Auf die Steine kommt es bei der neuen Technologie an, macht der Slogan „Welcome to thr New Stone Age“ - Willkommen in der neuen Steinzeit - Besuchern klar. Foto: ww

Von Wolfgang Wittenburg, Süderelbe.
Ein großes Problem der Energiewende ist die Speicherung von überschüssiger Wind- und Sonnenenergie für Zeiten, in denen es davon weniger gibt. Ein wichtiger Beitrag zur Energiewende könnte aus Süderelbe kommen: „Future Energy Solution“ (deutsch in etwa „Zukunftsenergielösung“, Anm. d. Red.) heißt die Anlage, die die Lösung für viele Speicherprobleme sein könnte.

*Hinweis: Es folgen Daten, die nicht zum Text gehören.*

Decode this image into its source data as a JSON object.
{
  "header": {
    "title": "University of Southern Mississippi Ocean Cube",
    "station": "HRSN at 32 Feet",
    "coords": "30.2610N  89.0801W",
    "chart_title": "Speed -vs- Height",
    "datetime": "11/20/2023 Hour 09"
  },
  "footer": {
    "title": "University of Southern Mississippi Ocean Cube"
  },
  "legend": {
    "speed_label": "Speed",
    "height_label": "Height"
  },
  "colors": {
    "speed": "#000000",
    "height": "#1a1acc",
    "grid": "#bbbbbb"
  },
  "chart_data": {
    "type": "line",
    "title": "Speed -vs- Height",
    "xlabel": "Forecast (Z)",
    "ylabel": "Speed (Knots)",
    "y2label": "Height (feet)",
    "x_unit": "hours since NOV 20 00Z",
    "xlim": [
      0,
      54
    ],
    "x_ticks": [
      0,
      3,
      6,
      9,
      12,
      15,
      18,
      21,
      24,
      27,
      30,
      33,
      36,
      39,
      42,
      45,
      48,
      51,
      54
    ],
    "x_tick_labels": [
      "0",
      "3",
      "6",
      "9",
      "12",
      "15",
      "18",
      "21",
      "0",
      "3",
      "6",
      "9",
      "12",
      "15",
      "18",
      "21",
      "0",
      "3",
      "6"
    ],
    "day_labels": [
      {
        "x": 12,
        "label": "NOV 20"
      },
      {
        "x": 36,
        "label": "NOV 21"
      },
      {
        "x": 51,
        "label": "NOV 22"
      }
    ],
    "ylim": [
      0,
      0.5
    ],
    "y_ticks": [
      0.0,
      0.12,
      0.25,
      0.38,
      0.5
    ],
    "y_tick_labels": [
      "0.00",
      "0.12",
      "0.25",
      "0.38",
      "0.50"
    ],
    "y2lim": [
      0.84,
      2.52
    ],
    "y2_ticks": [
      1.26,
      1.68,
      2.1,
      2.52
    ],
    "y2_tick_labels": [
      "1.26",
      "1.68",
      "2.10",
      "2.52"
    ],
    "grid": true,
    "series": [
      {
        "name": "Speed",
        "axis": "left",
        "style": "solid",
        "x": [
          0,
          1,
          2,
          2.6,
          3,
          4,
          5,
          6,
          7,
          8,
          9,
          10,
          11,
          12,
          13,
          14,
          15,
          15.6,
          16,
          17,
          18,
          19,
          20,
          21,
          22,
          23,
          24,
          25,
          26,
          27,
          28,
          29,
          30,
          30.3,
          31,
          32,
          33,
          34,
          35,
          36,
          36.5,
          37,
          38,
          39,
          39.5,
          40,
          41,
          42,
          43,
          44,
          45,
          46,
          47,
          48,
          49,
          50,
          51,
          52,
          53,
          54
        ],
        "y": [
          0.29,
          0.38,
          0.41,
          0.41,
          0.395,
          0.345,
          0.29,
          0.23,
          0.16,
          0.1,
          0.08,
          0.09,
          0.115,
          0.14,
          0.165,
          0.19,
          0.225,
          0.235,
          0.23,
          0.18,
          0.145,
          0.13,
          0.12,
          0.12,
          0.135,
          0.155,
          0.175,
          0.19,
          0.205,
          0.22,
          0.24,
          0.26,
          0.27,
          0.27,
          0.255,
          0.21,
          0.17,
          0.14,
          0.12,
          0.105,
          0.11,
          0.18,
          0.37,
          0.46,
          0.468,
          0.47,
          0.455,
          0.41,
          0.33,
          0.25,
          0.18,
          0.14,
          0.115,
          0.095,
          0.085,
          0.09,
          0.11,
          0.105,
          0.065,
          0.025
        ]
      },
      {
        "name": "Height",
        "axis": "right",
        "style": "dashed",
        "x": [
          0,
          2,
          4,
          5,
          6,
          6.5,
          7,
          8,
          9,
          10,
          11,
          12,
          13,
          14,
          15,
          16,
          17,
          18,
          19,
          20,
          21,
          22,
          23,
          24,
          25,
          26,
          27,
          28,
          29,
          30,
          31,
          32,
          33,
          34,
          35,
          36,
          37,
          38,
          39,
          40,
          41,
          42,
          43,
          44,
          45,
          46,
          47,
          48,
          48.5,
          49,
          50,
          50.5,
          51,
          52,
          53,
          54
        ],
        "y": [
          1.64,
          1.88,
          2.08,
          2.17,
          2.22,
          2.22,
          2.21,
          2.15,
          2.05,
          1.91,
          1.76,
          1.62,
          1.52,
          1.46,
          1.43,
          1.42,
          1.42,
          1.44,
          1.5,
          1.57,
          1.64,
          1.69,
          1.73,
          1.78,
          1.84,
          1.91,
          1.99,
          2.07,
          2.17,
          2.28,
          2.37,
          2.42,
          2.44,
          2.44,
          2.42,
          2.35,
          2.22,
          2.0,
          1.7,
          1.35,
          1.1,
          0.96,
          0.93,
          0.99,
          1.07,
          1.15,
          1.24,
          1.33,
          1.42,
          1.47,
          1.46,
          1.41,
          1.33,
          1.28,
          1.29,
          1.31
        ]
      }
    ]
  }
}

Laut Professor Gerhard Schmitz (64), Leiter des Instituts für Technische Thermodynamik an der Technischen Universität Hamburg in Harburg, ist den Wissenschaftlern nicht weniger als eine Weltpremiere gelungen – und die steht seit sechs Monaten an der Straße Vollhöfner Weiden. Dort hat die Firma Siemens Gamesa einen neuartigen elektrothermischen Energiespeicher in Betrieb genommen, zunächst einmal als Versuchsanlage.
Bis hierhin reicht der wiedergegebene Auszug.